Special Education Action

Special Education Action

Southern Atlantic and Southern Central States

Student Who Uses a Letterboard Wins Rare Due Process Case Against Fairfax County Public Schools (VA), Part 5: The Legal Question Isn't Whether the Parent Was Pleasant

FCPS questioned the mother and advocate about private emails, but the hearing officer kept the focus where it belonged: whether the student received FAPE.

Callie Oettinger
Jun 18, 2026
∙ Paid

May 23, 2026, Virginia special education Hearing Officer Polly Chong issued a decision in VDOE Case No. 26-016 finding that Fairfax County Public Schools (FCPS) denied a student a free appropriate public education (FAPE), under IDEA.

The student and parents prevailed.

The first article in this series focuses on the bigger picture. The second article focuses on the fact that a professional organization’s (ASHA in this case) general position doesn’t amend an individual student’s IEP. The third article focuses on deference to educators. The fourth article focuses on the problems of evaluating a student’s barriers instead of the student, and this article drills into another of the decision’s legal points: parent behavior.

Parent Behavior vs Substantive Grounds

The legal question in an IDEA due process hearing isn’t whether the parent was pleasant. It’s whether the school division provided the child a free appropriate public education (FAPE).

This distinction matters because parents in special education disputes are often judged by their tone. They’re called difficult or abusive, accused of badgering staff, and their emails and frustrations are picked apart and become part of the school division’s defense.

And yet . . .

IDEA doesn’t require parents to be pleasant, to be calm, or to prioritize the feelings of the same public employees whose actions, inactions, and/or decisions may have denied FAPE or caused serious educational and/or emotional harm.

This issue arose during the due process hearing and appeared in the hearing officer’s decision.

FCPS cross-examined the mother and advocate about emails containing disparaging comments about FCPS personnel. The hearing officer described the comments as uncivil and said it was “unwise to put it in writing,” even though the comments were not intended for others to read. But she also recognized that the mother is the parent of the child, that she was emotional and crying at times, and that “some leeway should be given the Mother.” She also noted that criticisms made by the petitioners in their opening and reply briefs “are no different than the SD criticism of the Mother and the advocate.” Her bottom line was the right one:

“This is contested litigation. The focus remains on the best interest of the Student.”
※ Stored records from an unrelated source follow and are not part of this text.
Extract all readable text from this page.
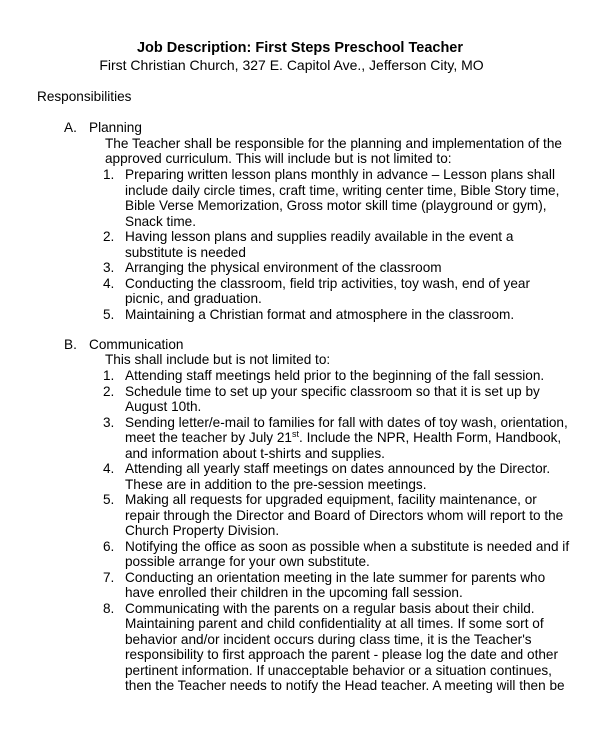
Job Description: First Steps Preschool Teacher
First Christian Church, 327 E. Capitol Ave., Jefferson City, MO
Responsibilities
A. Planning
The Teacher shall be responsible for the planning and implementation of the
approved curriculum. This will include but is not limited to:
1. Preparing written lesson plans monthly in advance – Lesson plans shall include daily circle times, craft time, writing center time, Bible Story time, Bible Verse Memorization, Gross motor skill time (playground or gym), Snack time.
2. Having lesson plans and supplies readily available in the event a substitute is needed
3. Arranging the physical environment of the classroom
4. Conducting the classroom, field trip activities, toy wash, end of year picnic, and graduation.
5. Maintaining a Christian format and atmosphere in the classroom.
B. Communication
This shall include but is not limited to:
1. Attending staff meetings held prior to the beginning of the fall session.
2. Schedule time to set up your specific classroom so that it is set up by August 10th.
3. Sending letter/e-mail to families for fall with dates of toy wash, orientation, meet the teacher by July 21st. Include the NPR, Health Form, Handbook, and information about t-shirts and supplies.
4. Attending all yearly staff meetings on dates announced by the Director. These are in addition to the pre-session meetings.
5. Making all requests for upgraded equipment, facility maintenance, or repair through the Director and Board of Directors whom will report to the Church Property Division.
6. Notifying the office as soon as possible when a substitute is needed and if possible arrange for your own substitute.
7. Conducting an orientation meeting in the late summer for parents who have enrolled their children in the upcoming fall session.
8. Communicating with the parents on a regular basis about their child. Maintaining parent and child confidentiality at all times. If some sort of behavior and/or incident occurs during class time, it is the Teacher's responsibility to first approach the parent - please log the date and other pertinent information. If unacceptable behavior or a situation continues, then the Teacher needs to notify the Head teacher. A meeting will then be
That should be the rule. Instead, the behavior is often the focus—and FCPS’s lawyers have been blaming parents for years, just as they’ve been arguing for educator deference for years (see article three in this series).

In this case, the record summarized in the decision shows why the parent was frustrated. The mother testified that FCPS hadn’t implemented the June 2023 IEP, trained staff, or provided letterboards, and that a year had passed and the school still hadn’t implemented the training. Then there’s the fact that FCPS significantly underestimated the student’s abilities—something the parents, the student, the student’s CRP, the IEE evaluator who worked with the student, and the advocate all knew. Imagine the frustration level.